Ein paar Stunden später wird Pelé in einer feierlichen Zeremonie vom Gemeinderat zum Ehrenbürger der Stadt Recife ernannt. Mit Tränen in den Augen verweist er auf seine zweite Frau Assiria Seixas Lemos, die aus Recife stammt und die er hier vor zwei Jahren zum Altar führte. In Recife bringt die 35jährige Psychologin, die Pelé während seiner Zeit bei Cosmos New York kennenlernte, mühelos das dichtgedrängte Besuchsprogramm durcheinander. Unverhofft bittet der Minister seinen Chauffeur, einen kleinen Abstecher in seine Wohnung im vornehmen Stadtteil Piedade zu machen, um seine Frau zum gemeinsamen Mittagessen mit Gouverneur Arraes im Regierungspalast abzuholen. Nicht nur für Assiria, auch für die Sicherheitsbeamten entpuppt sich Pelés Ausscheren aus der Fahrzeugkolonne als Überraschung. Eine verzweifelte Verfolgungsjagd beginnt. Pelé ist plötzlich verschwunden! Ein paar Kilometer weiter wartet er seelenruhig vor einer Ampel im Stau und beglückt einen völlig verdutzten Erdnußverkäufer mit seinem Autogramm. Als er endlich in die Garage des luxuriösen Gebäudes Edificio Morada Beira Mar hineinprescht, befindet sich seine Gattin schon auf dem Weg zum Gouverneurspalast. Zum Mittagessen mit Miguel Arraes, im Nordosten Brasiliens eine mythische Figur, wollte sie auf keinen Fall zu spät kommen.
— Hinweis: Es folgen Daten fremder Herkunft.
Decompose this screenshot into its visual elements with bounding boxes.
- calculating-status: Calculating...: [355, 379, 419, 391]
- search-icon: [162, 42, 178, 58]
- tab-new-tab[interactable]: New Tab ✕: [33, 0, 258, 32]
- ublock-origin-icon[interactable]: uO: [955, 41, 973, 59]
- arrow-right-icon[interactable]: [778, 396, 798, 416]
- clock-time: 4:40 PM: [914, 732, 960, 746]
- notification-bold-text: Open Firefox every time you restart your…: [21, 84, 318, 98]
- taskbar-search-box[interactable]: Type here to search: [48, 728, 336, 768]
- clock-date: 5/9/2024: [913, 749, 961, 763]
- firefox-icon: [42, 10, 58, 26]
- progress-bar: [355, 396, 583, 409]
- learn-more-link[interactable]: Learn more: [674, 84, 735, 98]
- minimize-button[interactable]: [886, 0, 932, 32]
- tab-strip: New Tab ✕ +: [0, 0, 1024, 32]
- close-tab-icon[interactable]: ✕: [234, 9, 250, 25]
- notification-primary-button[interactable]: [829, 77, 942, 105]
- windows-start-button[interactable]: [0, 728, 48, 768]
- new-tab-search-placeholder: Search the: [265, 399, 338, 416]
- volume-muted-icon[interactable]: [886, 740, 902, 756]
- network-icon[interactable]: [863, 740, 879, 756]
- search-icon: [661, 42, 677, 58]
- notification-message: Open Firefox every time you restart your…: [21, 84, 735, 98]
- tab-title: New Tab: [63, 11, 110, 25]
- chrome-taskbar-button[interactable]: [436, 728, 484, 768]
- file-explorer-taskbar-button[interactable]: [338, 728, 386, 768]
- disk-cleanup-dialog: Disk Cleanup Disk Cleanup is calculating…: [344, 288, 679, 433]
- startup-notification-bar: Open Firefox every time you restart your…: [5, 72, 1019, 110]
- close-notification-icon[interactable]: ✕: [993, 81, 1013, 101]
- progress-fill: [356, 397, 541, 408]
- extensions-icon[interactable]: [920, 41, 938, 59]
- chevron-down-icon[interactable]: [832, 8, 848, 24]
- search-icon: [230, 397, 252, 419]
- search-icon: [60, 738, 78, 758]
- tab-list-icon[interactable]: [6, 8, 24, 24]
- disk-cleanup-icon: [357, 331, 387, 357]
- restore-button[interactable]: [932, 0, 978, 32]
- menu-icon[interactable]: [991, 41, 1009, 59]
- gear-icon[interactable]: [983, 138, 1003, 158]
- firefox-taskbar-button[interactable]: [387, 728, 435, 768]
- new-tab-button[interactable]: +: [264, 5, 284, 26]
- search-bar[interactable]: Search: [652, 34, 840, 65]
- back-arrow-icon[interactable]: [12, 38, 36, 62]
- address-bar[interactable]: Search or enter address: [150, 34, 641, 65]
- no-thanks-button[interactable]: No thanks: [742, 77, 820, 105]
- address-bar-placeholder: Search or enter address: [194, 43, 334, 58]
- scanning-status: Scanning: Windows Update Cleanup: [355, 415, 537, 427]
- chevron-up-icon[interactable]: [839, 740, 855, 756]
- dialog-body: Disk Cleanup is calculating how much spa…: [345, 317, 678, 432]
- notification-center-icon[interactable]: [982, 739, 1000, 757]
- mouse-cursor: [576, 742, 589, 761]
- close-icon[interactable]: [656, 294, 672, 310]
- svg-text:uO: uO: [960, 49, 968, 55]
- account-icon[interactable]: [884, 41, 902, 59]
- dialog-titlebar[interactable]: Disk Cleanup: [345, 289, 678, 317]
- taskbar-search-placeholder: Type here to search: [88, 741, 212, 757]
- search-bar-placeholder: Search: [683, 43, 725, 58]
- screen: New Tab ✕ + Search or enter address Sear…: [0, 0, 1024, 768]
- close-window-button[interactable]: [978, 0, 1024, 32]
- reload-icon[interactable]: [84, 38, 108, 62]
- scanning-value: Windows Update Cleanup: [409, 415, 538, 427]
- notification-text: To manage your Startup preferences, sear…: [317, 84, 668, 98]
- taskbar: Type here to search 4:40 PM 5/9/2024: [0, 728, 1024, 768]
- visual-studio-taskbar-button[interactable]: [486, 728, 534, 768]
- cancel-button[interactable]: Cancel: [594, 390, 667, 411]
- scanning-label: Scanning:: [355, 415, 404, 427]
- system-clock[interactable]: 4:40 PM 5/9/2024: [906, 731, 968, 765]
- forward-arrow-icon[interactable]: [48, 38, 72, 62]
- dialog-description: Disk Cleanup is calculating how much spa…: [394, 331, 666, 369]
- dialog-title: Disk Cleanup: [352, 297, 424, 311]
Zusammen mit der Königsgattin harren im Hinterzimmer des Speisesaals die Enkelkinder des Landesvaters auf ein Autogramm. Pelé läßt auf sich warten. Er muß erst noch seine Verachtung für brasilianische Politiker loswerden. „Eine parlamentarische Untersuchungskommission, die den Zusammenbruch von Banco Económico und Banco Nacional [zwei große brasilianische Privatbanken; Anmerk. d. Red.] aufklärt, nützt überhaupt nichts“, prophezeit er im Garten des Regierungspalastes. Die Abgeordneten würden eventuelle Betrügereien vertuschen, weil sie bei ihren Wahlkampagnen auf das Geld der Banken angewiesen seien. Schon im November vergangenen Jahres hatte Pelé Brasiliens weiße Politikerkaste der Korruption bezichtigt. „Die mangelnde Vertretung von schwarzen Abgeordneten im Kongreß hat durchaus eine positive Seite“, erklärte Pelé damals anläßlich des 300. Todestages von Zumbi dos Palamares, einem Anführer entlaufener Sklaven. „Immerhin gelten Schwarze nicht als korrupt.“

Imagepflegerin Monica Gill sieht Arbeit auf sich zukommen. „Pelé denkt nicht an die Folgen seiner Äußerungen. Er ist kein Politiker. Pelé will etwas für Brasiliens Kinder tun, und sonst nichts“, beschreibt sie die Mission ihres Chefs. Doch der angeblich so unpolitische Sportminister bringt Brasiliens traditionelle Politik ins Wanken. Nicht nur, weil er sich mit Oppositionspolitiker Miguel Arraes an einen Tisch setzt. Arraes, Mitglied der sozialistischen Partei PSB, hat Brasiliens Präsident Fernando Henrique Cardoso die Koalition mit verschiedenen Rechtsparteien bis heute nicht verziehen.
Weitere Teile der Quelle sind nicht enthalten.